Early this afternoon, during a preview of his firm’s new building for the Perez Art Museum Miami, Jacques Herzog sat in a window seat in a second floor gallery and discussed what the building lacked. “It doesn’t really have a form,” he said, looking out at Biscayne Bay past rows of thin concrete columns supporting a trellis overhead. “It’s more about its permeability. There is so much form in Miami. We wanted to do something that shows the potential in this city to let in sun and vegetation.”
In a town where form is often everything and ornament is the vernacular—from Deco buildings in South Beach to Arquitectonica’s Atlantis Condominium (the square donut of a building seen in the Miami Vice credits) to the Zaha Hadid-designed residential tower rising yards from the museum—Herzog has a point. The museum reads as a bit contrarian.
Tucked between Biscayne Boulevard and a causeway that connects the mainland city to Miami Beach, the museum sits like a pavilion in what will eventually be a bayside park. A raised plaza conceals parking while the three-story, 200,000-square-foot structure is stacked above in a series of alternately protruding and recessed rectangular blocks. The trellis, a canopy of naturally finished wood, soars overhead, supported by the concrete columns, which are reinforced with steel plates to keep them skinny as a South Beach sunbather. It shades the plaza below, and a series of decks with enviable views surrounding the top floor administrative, education, and event spaces.
The canopy gives the building a Classical profile, but its structure eschews symmetry. Instead, the building owes a lot to a tropical vernacular, and the clusters of cylindrical planting sleeves that dangle from the trellis—only a few have grown in so far—give it a sense of being reclaimed by nature, like a temple stumbled on in an overgrown jungle or even the feral Modernism of Hilario Candela’s Miami Marine stadium across the bay in Key Biscayne.

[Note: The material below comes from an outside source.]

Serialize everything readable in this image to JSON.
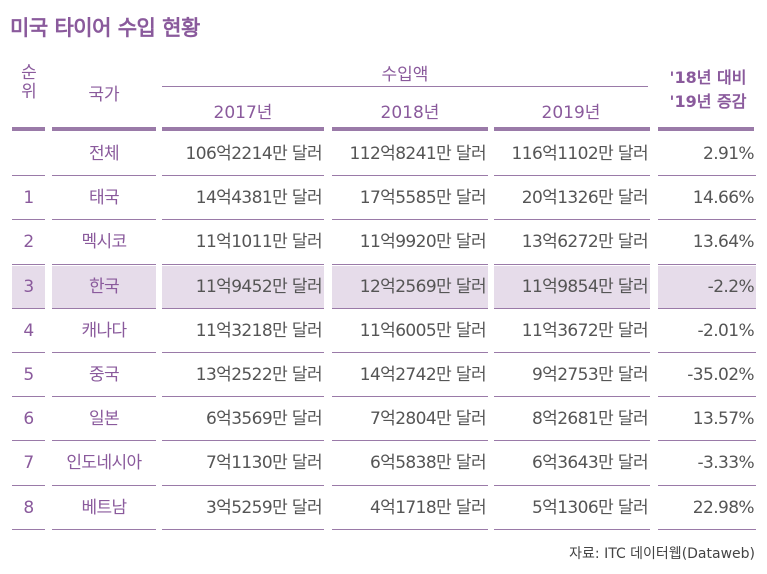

Inside, on two floors of gallery space, Herzog says the firm’s idea was to create a continuous path through larger exhibitions of work from the museum’s modest (though growing) collection supplemented with loans. But the designers also wanted to “anchor” the progression in spaces for one-off projects. The opening exhibitions include a show of familiar work by Ai Wei Wei with whom Herzog & de Meuron collaborated on the “Bird’s Nest” stadium for the 2008 Beijing olympics—this afternoon, his Chinese zodiac heads had just been installed on the plaza in front of the museum—as well as single-note but striking installations by Hew Locke and Monika Sosnowska, among others.
The firm treated the interiors with their signature simplicity. “The building shows everything that it has, everything is exposed,” said Herzog. “It’s almost naked.” Concrete lends mass to the walls, while wood warms up thresholds. Along the ceilings, rows of fluorescent lights follow seams in the concrete beams. The most unusual move is a performance space that doubles as a grand stair connecting the first and second floors. While the bleacher-turned stair is nothing new, its use in the heart of a museum is, and it could prove either distracting or enlivening—a human-activated counterpoint to the sterile atrium at the Museum of Modern Art in New York—when programming begins.
During a walkthrough this morning, the architects and museum officials all expressed desires for the museum to become an important civic space in a city with many important private art collections but comparatively few public exhibition spaces. It’s a self-conscious preoccupation given that the Perez Museum was formerly the Miami Art Museum before being renamed after a major donor, but it’s a move Herzog & de Meuron pulled off on a smaller scale with their parking garage at 1111 Lincoln Road in South Beach, by turning a workaday building type into a semi-public plaza. As the landscaping nears completion and with the opening a few days away, Herzog is confident the same thing will happen here. “I think this building can be a model for how to build in this city,” he said.